11. Il ressort des pièces du dossier que M. B... a notamment déclaré devant des élèves, lors de la pause puis à la reprise du cours, " qu'une femme ou un homme homosexuel est une personne malade qui a besoin de se faire soigner ", que " bientôt le mariage avec les animaux serait autorisé ", qu'être homosexuel était " honteux et choquant ", que " nous descendons des animaux et que les animaux ne sont pas homosexuels ", que les " femmes sont faites pour féconder ", que " la femme fait le ménage, les hommes ramènent de l'argent ". En outre, ces propos à caractère homophobe s'adressaient, pour une partie d'entre eux, à des élèves qui venaient de révéler à M. B... leur attirance pour des personnes du même sexe. Par ailleurs, il ressort des déclarations de l'intéressé dans son recours gracieux et devant le conseil de discipline qu'il assimile l'homosexualité à une pratique perverse et un désordre psychologique et estime qu'il est de sa responsabilité de protéger les élèves contre ce risque de " débauche " et qu'il n'a pris aucune conscience du caractère inadapté de ses déclarations, précisant même que " les propos que j'ai tenus et continue à tenir ne sont ni homophobes ni sexistes ". Enfin, il ressort des témoignages des élèves et de ses collègues qu'il tenait de manière régulière des propos sexistes. Dans ce contexte, au vu du caractère répété du comportement de M. B..., de son absence de remise en cause, et eu égard à l'exigence d'exemplarité et d'irréprochabilité qui incombe aux enseignants dans leurs relations avec des mineurs, y compris en dehors du service et compte tenu de l'atteinte portée, du fait de la nature des fautes commises par l'intéressé, à la réputation du service public de l'éducation nationale ainsi qu'au lien de confiance qui doit unir les enfants et leurs parents aux enseignants du service, le ministre de l'éducation nationale et de la jeunesse, en prononçant sa révocation, n'a pas pris une sanction disproportionnée à la gravité des fautes commises, quand bien même l'intéressé ne présente pas d'antécédents disciplinaires et peut se prévaloir d'une manière de servir satisfaisante.
12. Il résulte de tout ce qui précède que M. B... n'est pas fondé à soutenir que c'est à tort que, par le jugement attaqué, le tribunal administratif de Limoges a rejeté sa demande. Sa requête d'appel doit, par suite, être rejetée, y compris ses conclusions à fin d'injonction et celles tendant à l'application de l'article L. 761-1 du code de justice administrative.
DECIDE :
Article 1er : La requête de M. B... est rejetée.
Article 2 : Le présent arrêt sera notifié à M. E... B... et au ministre de l'éducation nationale et de la jeunesse.
Délibéré après l'audience du 16 mars 2023, à laquelle siégeaient :
M. Jean-Claude Pauziès, président,
Mme Christelle Brouard-Lucas, présidente-assesseure,
Mme Birsen Sarac-Deleigne, première conseillère.

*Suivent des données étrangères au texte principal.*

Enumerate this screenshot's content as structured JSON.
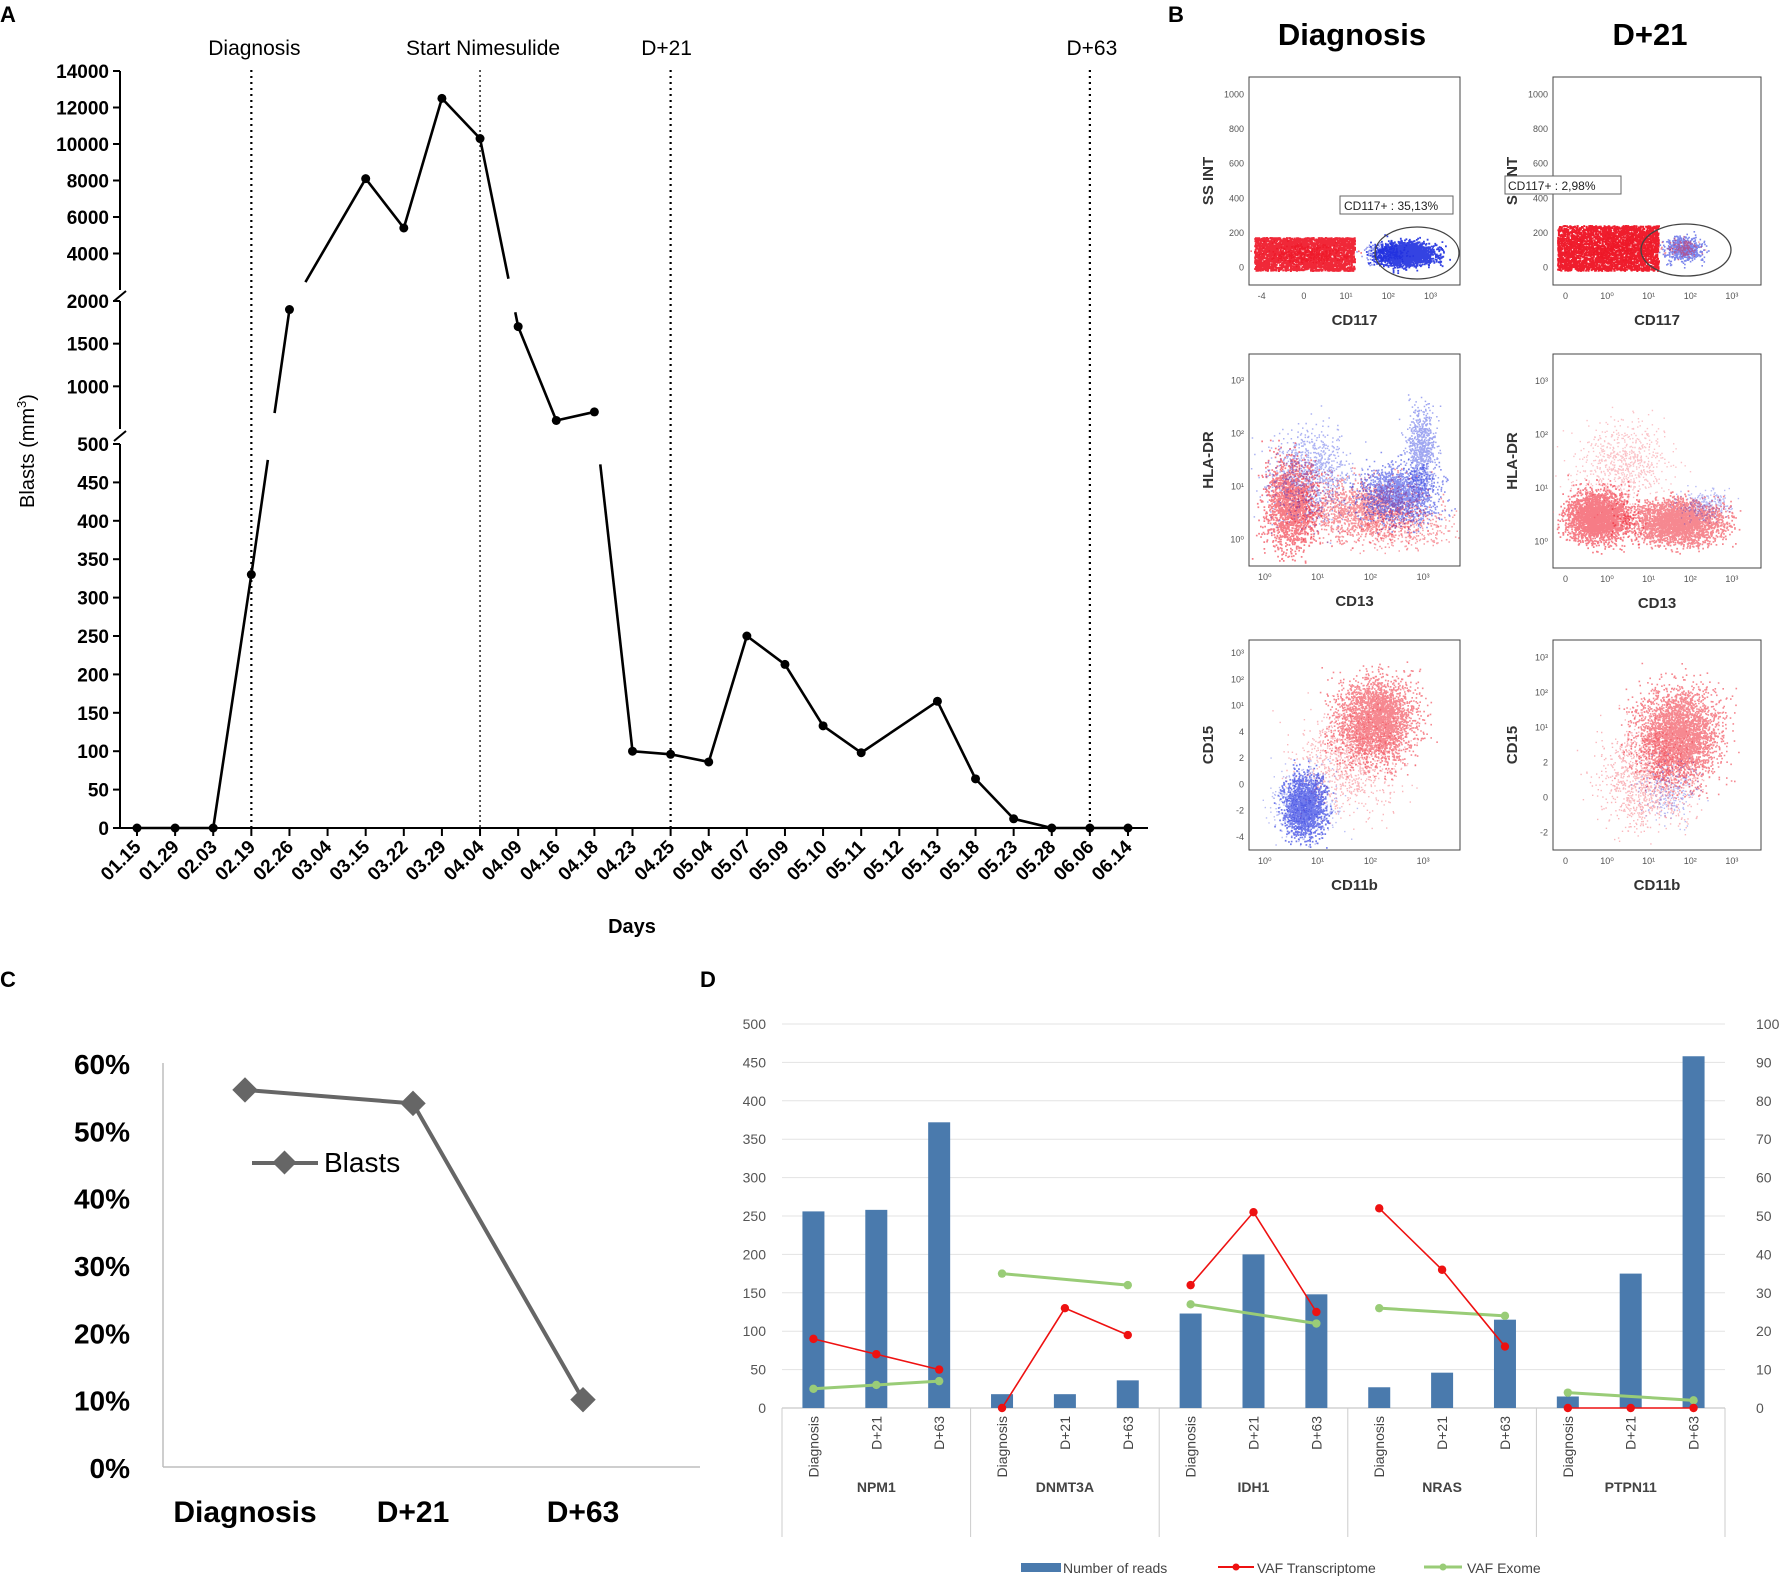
{
  "panels": {
    "a": "A",
    "b": "B",
    "c": "C",
    "d": "D"
  },
  "colors": {
    "line": "#000000",
    "blastsC": "#666666",
    "bars": "#4a7aad",
    "vafTranscriptome": "#ee1111",
    "vafExome": "#99cc77",
    "flowRed": "#ee1122",
    "flowBlue": "#1122dd"
  },
  "chart_data": [
    {
      "id": "A",
      "type": "line",
      "title": "",
      "xlabel": "Days",
      "ylabel": "Blasts (mm³)",
      "ylabel_base": "Blasts (mm",
      "ylabel_sup": "3",
      "ylabel_end": ")",
      "x": [
        "01.15",
        "01.29",
        "02.03",
        "02.19",
        "02.26",
        "03.04",
        "03.15",
        "03.22",
        "03.29",
        "04.04",
        "04.09",
        "04.16",
        "04.18",
        "04.23",
        "04.25",
        "05.04",
        "05.07",
        "05.09",
        "05.10",
        "05.11",
        "05.12",
        "05.13",
        "05.18",
        "05.23",
        "05.28",
        "06.06",
        "06.14"
      ],
      "values": [
        0,
        0,
        0,
        330,
        1900,
        null,
        8100,
        5400,
        12500,
        10300,
        1700,
        600,
        700,
        100,
        96,
        86,
        250,
        213,
        133,
        98,
        null,
        165,
        64,
        12,
        0,
        0,
        0
      ],
      "y_segments": [
        {
          "range": [
            0,
            500
          ],
          "ticks": [
            "0",
            "50",
            "100",
            "150",
            "200",
            "250",
            "300",
            "350",
            "400",
            "450",
            "500"
          ]
        },
        {
          "range": [
            500,
            2000
          ],
          "ticks": [
            "1000",
            "1500",
            "2000"
          ]
        },
        {
          "range": [
            2000,
            14000
          ],
          "ticks": [
            "4000",
            "6000",
            "8000",
            "10000",
            "12000",
            "14000"
          ]
        }
      ],
      "events": [
        {
          "label": "Diagnosis",
          "at": "02.19"
        },
        {
          "label": "Start Nimesulide",
          "at": "04.04"
        },
        {
          "label": "D+21",
          "at": "04.25"
        },
        {
          "label": "D+63",
          "at": "06.06"
        }
      ]
    },
    {
      "id": "B",
      "type": "scatter",
      "columns": [
        "Diagnosis",
        "D+21"
      ],
      "plots": [
        {
          "xlabel": "CD117",
          "ylabel": "SS INT",
          "yticks": [
            "0",
            "200",
            "400",
            "600",
            "800",
            "1000"
          ],
          "xticks": [
            "-4",
            "0",
            "10¹",
            "10²",
            "10³"
          ],
          "gate": "CD117+ : 35,13%"
        },
        {
          "xlabel": "CD117",
          "ylabel": "SS INT",
          "yticks": [
            "0",
            "200",
            "400",
            "600",
            "800",
            "1000"
          ],
          "xticks": [
            "0",
            "10⁰",
            "10¹",
            "10²",
            "10³"
          ],
          "gate": "CD117+ : 2,98%"
        },
        {
          "xlabel": "CD13",
          "ylabel": "HLA-DR",
          "yticks": [
            "10⁰",
            "10¹",
            "10²",
            "10³"
          ],
          "xticks": [
            "10⁰",
            "10¹",
            "10²",
            "10³"
          ]
        },
        {
          "xlabel": "CD13",
          "ylabel": "HLA-DR",
          "yticks": [
            "10⁰",
            "10¹",
            "10²",
            "10³"
          ],
          "xticks": [
            "0",
            "10⁰",
            "10¹",
            "10²",
            "10³"
          ]
        },
        {
          "xlabel": "CD11b",
          "ylabel": "CD15",
          "yticks": [
            "-4",
            "-2",
            "0",
            "2",
            "4",
            "10¹",
            "10²",
            "10³"
          ],
          "xticks": [
            "10⁰",
            "10¹",
            "10²",
            "10³"
          ]
        },
        {
          "xlabel": "CD11b",
          "ylabel": "CD15",
          "yticks": [
            "-2",
            "0",
            "2",
            "10¹",
            "10²",
            "10³"
          ],
          "xticks": [
            "0",
            "10⁰",
            "10¹",
            "10²",
            "10³"
          ]
        }
      ]
    },
    {
      "id": "C",
      "type": "line",
      "categories": [
        "Diagnosis",
        "D+21",
        "D+63"
      ],
      "series": [
        {
          "name": "Blasts",
          "values": [
            56,
            54,
            10
          ]
        }
      ],
      "ylim": [
        0,
        60
      ],
      "yticks": [
        "0%",
        "10%",
        "20%",
        "30%",
        "40%",
        "50%",
        "60%"
      ]
    },
    {
      "id": "D",
      "type": "bar",
      "genes": [
        "NPM1",
        "DNMT3A",
        "IDH1",
        "NRAS",
        "PTPN11"
      ],
      "timepoints": [
        "Diagnosis",
        "D+21",
        "D+63"
      ],
      "y_left": {
        "range": [
          0,
          500
        ],
        "ticks": [
          "0",
          "50",
          "100",
          "150",
          "200",
          "250",
          "300",
          "350",
          "400",
          "450",
          "500"
        ]
      },
      "y_right": {
        "range": [
          0,
          100
        ],
        "ticks": [
          "0",
          "10",
          "20",
          "30",
          "40",
          "50",
          "60",
          "70",
          "80",
          "90",
          "100"
        ]
      },
      "series": [
        {
          "name": "Number of reads",
          "axis": "left",
          "values": [
            256,
            258,
            372,
            18,
            18,
            36,
            123,
            200,
            148,
            27,
            46,
            115,
            15,
            175,
            458
          ]
        },
        {
          "name": "VAF Transcriptome",
          "axis": "right",
          "values": [
            18,
            14,
            10,
            0,
            26,
            19,
            32,
            51,
            25,
            52,
            36,
            16,
            0,
            0,
            0
          ]
        },
        {
          "name": "VAF Exome",
          "axis": "right",
          "values": [
            5,
            6,
            7,
            35,
            null,
            32,
            27,
            null,
            22,
            26,
            null,
            24,
            4,
            null,
            2
          ]
        }
      ]
    }
  ]
}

Rendu public par mise à disposition au greffe, le 6 avril 2023.
La rapporteure,
Christelle D...Le président,
Jean-Claude Pauziès
La greffière,
Marion Azam Marche
La République mande et ordonne au ministre de l'éducation nationale et de la jeunesse en ce qui le concerne ou à tous commissaires de justice à ce requis en ce qui concerne les voies de droit commun contre les parties privées, de pourvoir à l'exécution du présent arrêt.